Third, during my career I've deliberately rotated between practice and the academy. This is unusual because the career incentives faced by practitioners and academicians are not complementary. As a result, many theoretical approaches are ignored by practitioners because they are inconsistent with practitioner experience.
Fourth, the normative bias that I believe pervades most policy related social science further attenuates the theory-practice connection. While I believe that normative social science can be useful, it is not an analytical method. Theorizing about what 'ought to be' is not the same determining 'what is'. My own dissertation explored the impact of local government debt policies, a normative standard for over 100 years in the US, and found that they were, at best, irrelevant. Investment bankers and others who profit from the current practices funded 'research' that attempted to refute these findings. Academics, long steeped in the normative tradition, were not, and are not, eager to embrace them either.
Finally, although I believe there are several other material elements, I quote Karl Popper '[i]t is the task of social theory to explain how the unintended consequences of our intentions and actions arise, and what kind of consequences arise if people do this that or the other in a certain social situation'. In the general case, social scientists do not do this.
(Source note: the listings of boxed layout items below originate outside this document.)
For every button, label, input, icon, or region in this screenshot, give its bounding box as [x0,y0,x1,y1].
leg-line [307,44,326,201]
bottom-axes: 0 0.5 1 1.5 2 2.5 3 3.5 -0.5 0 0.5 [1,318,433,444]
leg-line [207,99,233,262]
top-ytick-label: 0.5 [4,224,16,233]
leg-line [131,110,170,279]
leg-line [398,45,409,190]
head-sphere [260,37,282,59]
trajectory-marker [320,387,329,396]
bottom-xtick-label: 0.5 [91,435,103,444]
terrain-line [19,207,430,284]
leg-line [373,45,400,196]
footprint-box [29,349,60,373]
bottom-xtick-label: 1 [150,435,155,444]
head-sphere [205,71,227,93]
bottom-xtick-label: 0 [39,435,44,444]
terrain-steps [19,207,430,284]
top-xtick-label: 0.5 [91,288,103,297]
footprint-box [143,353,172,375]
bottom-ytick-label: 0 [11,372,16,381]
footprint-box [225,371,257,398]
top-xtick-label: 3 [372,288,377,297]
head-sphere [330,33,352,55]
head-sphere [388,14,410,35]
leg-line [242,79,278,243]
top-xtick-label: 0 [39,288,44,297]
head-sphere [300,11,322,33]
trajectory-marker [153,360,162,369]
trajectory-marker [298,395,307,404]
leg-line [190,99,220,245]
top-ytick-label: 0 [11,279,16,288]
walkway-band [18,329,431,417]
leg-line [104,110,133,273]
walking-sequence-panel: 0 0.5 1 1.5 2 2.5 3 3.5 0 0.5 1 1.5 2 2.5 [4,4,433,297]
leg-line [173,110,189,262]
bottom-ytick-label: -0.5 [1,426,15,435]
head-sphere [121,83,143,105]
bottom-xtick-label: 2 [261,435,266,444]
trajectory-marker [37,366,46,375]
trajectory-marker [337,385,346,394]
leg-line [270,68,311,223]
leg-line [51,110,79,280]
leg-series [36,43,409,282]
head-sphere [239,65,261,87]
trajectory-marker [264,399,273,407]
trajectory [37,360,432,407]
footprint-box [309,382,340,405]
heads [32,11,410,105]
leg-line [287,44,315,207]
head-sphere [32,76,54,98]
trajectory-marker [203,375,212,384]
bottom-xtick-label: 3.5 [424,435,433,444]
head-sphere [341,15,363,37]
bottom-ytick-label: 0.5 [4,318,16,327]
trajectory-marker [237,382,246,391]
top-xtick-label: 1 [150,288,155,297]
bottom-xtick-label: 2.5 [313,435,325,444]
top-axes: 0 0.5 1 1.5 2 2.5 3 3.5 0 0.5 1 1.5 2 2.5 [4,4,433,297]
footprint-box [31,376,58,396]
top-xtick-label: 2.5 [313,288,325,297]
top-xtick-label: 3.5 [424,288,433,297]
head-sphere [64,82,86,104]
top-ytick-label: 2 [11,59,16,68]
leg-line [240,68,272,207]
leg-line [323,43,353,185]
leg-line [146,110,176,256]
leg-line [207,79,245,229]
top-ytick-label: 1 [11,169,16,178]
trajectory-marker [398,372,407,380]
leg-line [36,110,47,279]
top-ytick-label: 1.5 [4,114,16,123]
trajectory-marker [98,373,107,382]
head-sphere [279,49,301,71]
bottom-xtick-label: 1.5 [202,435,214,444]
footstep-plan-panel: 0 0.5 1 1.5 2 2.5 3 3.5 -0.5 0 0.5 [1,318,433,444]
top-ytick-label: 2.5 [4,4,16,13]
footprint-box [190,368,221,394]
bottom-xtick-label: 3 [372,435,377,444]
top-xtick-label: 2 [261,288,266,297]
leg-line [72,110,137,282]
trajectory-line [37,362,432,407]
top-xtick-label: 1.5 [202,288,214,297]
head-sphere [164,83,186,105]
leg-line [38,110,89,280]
My own early work on local government debt, and the work that proceeded mine by over 20 years, was completely ignored by practitioners for political reasons. In my view this occurred because the political planning horizon's incentives relate to a much shorter time frame than do the consequences of inappropriate debt issuance. The same can be said concerning the almost global pension crisis and many other knotty problems that are the result of public policy decisions made in the past.